The NxStage System One continuous renal replacement therapy (CRRT) system provides convective and diffusive clearance through a simplified cartridge system. It has an interface centered on three large, color-coded numeric fields that offer the most essential information for therapy. When I’m rounding in the CVICU, I often look at these numbers to determine whether they need adjustment based on the situation at hand.
The green field shows dialysate flow, replacement flow, or a combined therapy fluid rate depending on the setup. Dialysate flow primarily drives diffusion, so increasing it improves clearance of small solutes such as urea, creatinine, electrolytes, and lactate until the gradient reaches its limit. Larger molecules do not clear well by diffusion, so higher dialysate flows add little. Lactate behaves like a small solute, but in shock, its production often exceeds what CRRT can remove, so dialysate adjustments are supportive rather than corrective.
The yellow field in the middle represents the ultrafiltration rate. This is the balance point between how much fluid the machine removes and how much is returned to the patient through therapy fluids. When set to zero, the therapy provides clearance only (e.g., in unstable patients who cannot tolerate volume removal). When set to a positive value, it becomes a precise way to achieve gentle fluid removal. For example, in most of my patients who are volume overloaded, I want a net negative fluid loss. Therefore, hour-to-hour, the yellow number must be adjusted to account for ongoing infusions, electrolyte repletion, antibiotics, etc. For example, if all infusions for a given hour total 150 mL, and I want my patient to be “net negative” by 100 mL per hour, the yellow value will need to be 0.25 L/hr. Fluid removal can gradually reduce edema, improve oxygenation, and offload the right ventricle without provoking hypotension.

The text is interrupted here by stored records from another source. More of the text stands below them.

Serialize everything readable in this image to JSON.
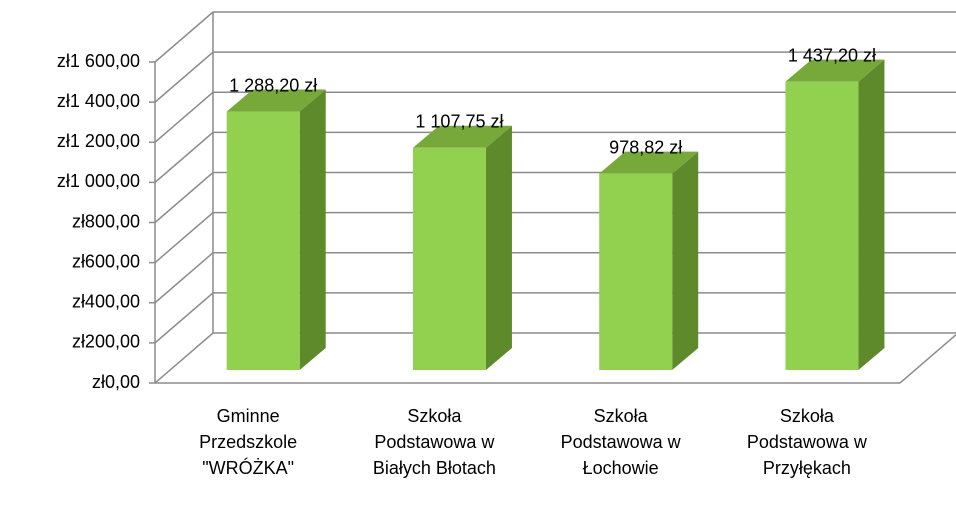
{
  "chart_data": {
    "type": "bar3d",
    "categories": [
      "Gminne Przedszkole \"WRÓŻKA\"",
      "Szkoła Podstawowa w Białych Błotach",
      "Szkoła Podstawowa w Łochowie",
      "Szkoła Podstawowa w Przyłękach"
    ],
    "values": [
      1288.2,
      1107.75,
      978.82,
      1437.2
    ],
    "value_labels": [
      "1 288,20 zł",
      "1 107,75 zł",
      "978,82 zł",
      "1 437,20 zł"
    ],
    "color": "#92d050",
    "ylim": [
      0,
      1600
    ],
    "yticks": [
      {
        "value": 0,
        "label": "zł0,00"
      },
      {
        "value": 200,
        "label": "zł200,00"
      },
      {
        "value": 400,
        "label": "zł400,00"
      },
      {
        "value": 600,
        "label": "zł600,00"
      },
      {
        "value": 800,
        "label": "zł800,00"
      },
      {
        "value": 1000,
        "label": "zł1 000,00"
      },
      {
        "value": 1200,
        "label": "zł1 200,00"
      },
      {
        "value": 1400,
        "label": "zł1 400,00"
      },
      {
        "value": 1600,
        "label": "zł1 600,00"
      }
    ],
    "grid": true
  }
}
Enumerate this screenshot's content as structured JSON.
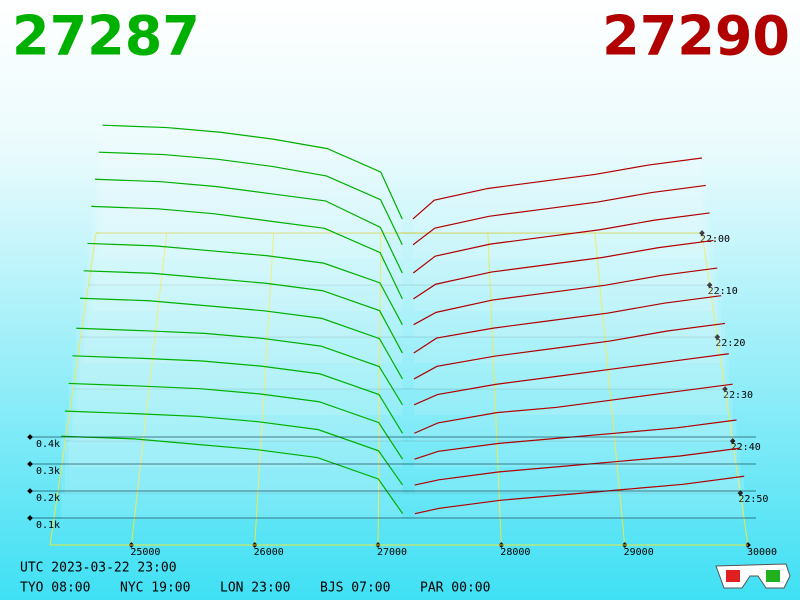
{
  "header": {
    "bid": "27287",
    "ask": "27290"
  },
  "chart_data": {
    "type": "depth3d",
    "bid_color": "#00b000",
    "ask_color": "#b00000",
    "grid_color": "#e8e840",
    "xlim": [
      24340,
      30000
    ],
    "xticks": [
      25000,
      26000,
      27000,
      28000,
      29000,
      30000
    ],
    "zticks": [
      {
        "value": 0.1,
        "label": "0.1k"
      },
      {
        "value": 0.2,
        "label": "0.2k"
      },
      {
        "value": 0.3,
        "label": "0.3k"
      },
      {
        "value": 0.4,
        "label": "0.4k"
      }
    ],
    "tlim": [
      0,
      60
    ],
    "tticks": [
      {
        "value": 0,
        "label": "22:00"
      },
      {
        "value": 10,
        "label": "22:10"
      },
      {
        "value": 20,
        "label": "22:20"
      },
      {
        "value": 30,
        "label": "22:30"
      },
      {
        "value": 40,
        "label": "22:40"
      },
      {
        "value": 50,
        "label": "22:50"
      }
    ],
    "bid_prices": [
      24400,
      25000,
      25500,
      26000,
      26500,
      27000,
      27200
    ],
    "ask_prices": [
      27300,
      27500,
      28000,
      28500,
      29000,
      29500,
      30000
    ],
    "snapshots": [
      {
        "t": 0,
        "bids": [
          0.46,
          0.45,
          0.43,
          0.4,
          0.36,
          0.26,
          0.06
        ],
        "asks": [
          0.06,
          0.14,
          0.19,
          0.22,
          0.25,
          0.29,
          0.32
        ]
      },
      {
        "t": 5,
        "bids": [
          0.45,
          0.44,
          0.42,
          0.39,
          0.35,
          0.25,
          0.06
        ],
        "asks": [
          0.06,
          0.13,
          0.18,
          0.21,
          0.24,
          0.28,
          0.31
        ]
      },
      {
        "t": 10,
        "bids": [
          0.44,
          0.43,
          0.41,
          0.38,
          0.35,
          0.24,
          0.05
        ],
        "asks": [
          0.05,
          0.12,
          0.17,
          0.2,
          0.23,
          0.27,
          0.3
        ]
      },
      {
        "t": 15,
        "bids": [
          0.43,
          0.42,
          0.4,
          0.37,
          0.34,
          0.24,
          0.05
        ],
        "asks": [
          0.05,
          0.11,
          0.16,
          0.19,
          0.22,
          0.26,
          0.29
        ]
      },
      {
        "t": 20,
        "bids": [
          0.38,
          0.37,
          0.35,
          0.33,
          0.3,
          0.22,
          0.05
        ],
        "asks": [
          0.05,
          0.1,
          0.15,
          0.18,
          0.21,
          0.25,
          0.28
        ]
      },
      {
        "t": 25,
        "bids": [
          0.37,
          0.36,
          0.34,
          0.32,
          0.29,
          0.21,
          0.04
        ],
        "asks": [
          0.04,
          0.1,
          0.14,
          0.17,
          0.2,
          0.24,
          0.27
        ]
      },
      {
        "t": 30,
        "bids": [
          0.36,
          0.35,
          0.33,
          0.31,
          0.28,
          0.2,
          0.04
        ],
        "asks": [
          0.04,
          0.09,
          0.13,
          0.16,
          0.19,
          0.23,
          0.26
        ]
      },
      {
        "t": 35,
        "bids": [
          0.34,
          0.33,
          0.32,
          0.3,
          0.27,
          0.19,
          0.04
        ],
        "asks": [
          0.04,
          0.08,
          0.12,
          0.15,
          0.18,
          0.21,
          0.24
        ]
      },
      {
        "t": 40,
        "bids": [
          0.33,
          0.32,
          0.31,
          0.29,
          0.26,
          0.18,
          0.03
        ],
        "asks": [
          0.03,
          0.07,
          0.11,
          0.13,
          0.16,
          0.19,
          0.22
        ]
      },
      {
        "t": 45,
        "bids": [
          0.32,
          0.31,
          0.3,
          0.28,
          0.25,
          0.17,
          0.03
        ],
        "asks": [
          0.03,
          0.06,
          0.09,
          0.11,
          0.13,
          0.15,
          0.18
        ]
      },
      {
        "t": 50,
        "bids": [
          0.31,
          0.3,
          0.29,
          0.27,
          0.24,
          0.16,
          0.03
        ],
        "asks": [
          0.03,
          0.05,
          0.08,
          0.1,
          0.12,
          0.14,
          0.17
        ]
      },
      {
        "t": 55,
        "bids": [
          0.31,
          0.3,
          0.28,
          0.26,
          0.23,
          0.15,
          0.02
        ],
        "asks": [
          0.02,
          0.04,
          0.07,
          0.09,
          0.11,
          0.13,
          0.16
        ]
      }
    ]
  },
  "footer": {
    "utc": "UTC 2023-03-22 23:00",
    "cities": [
      "TYO 08:00",
      "NYC 19:00",
      "LON 23:00",
      "BJS 07:00",
      "PAR 00:00"
    ]
  }
}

The red field is the blood pump flow through the extracorporeal circuit. Adequate flow reduces the risk of filter clotting and maintains effective clearance. If the access line is positional or if there is suction on the venous side, the machine may alarm at lower flows. When a patient has a small catheter or difficult access, I decrease this speed to maintain stability while accepting slightly lower clearance. When access is strong, the ability to run higher blood flow improves filter longevity and therapy efficiency.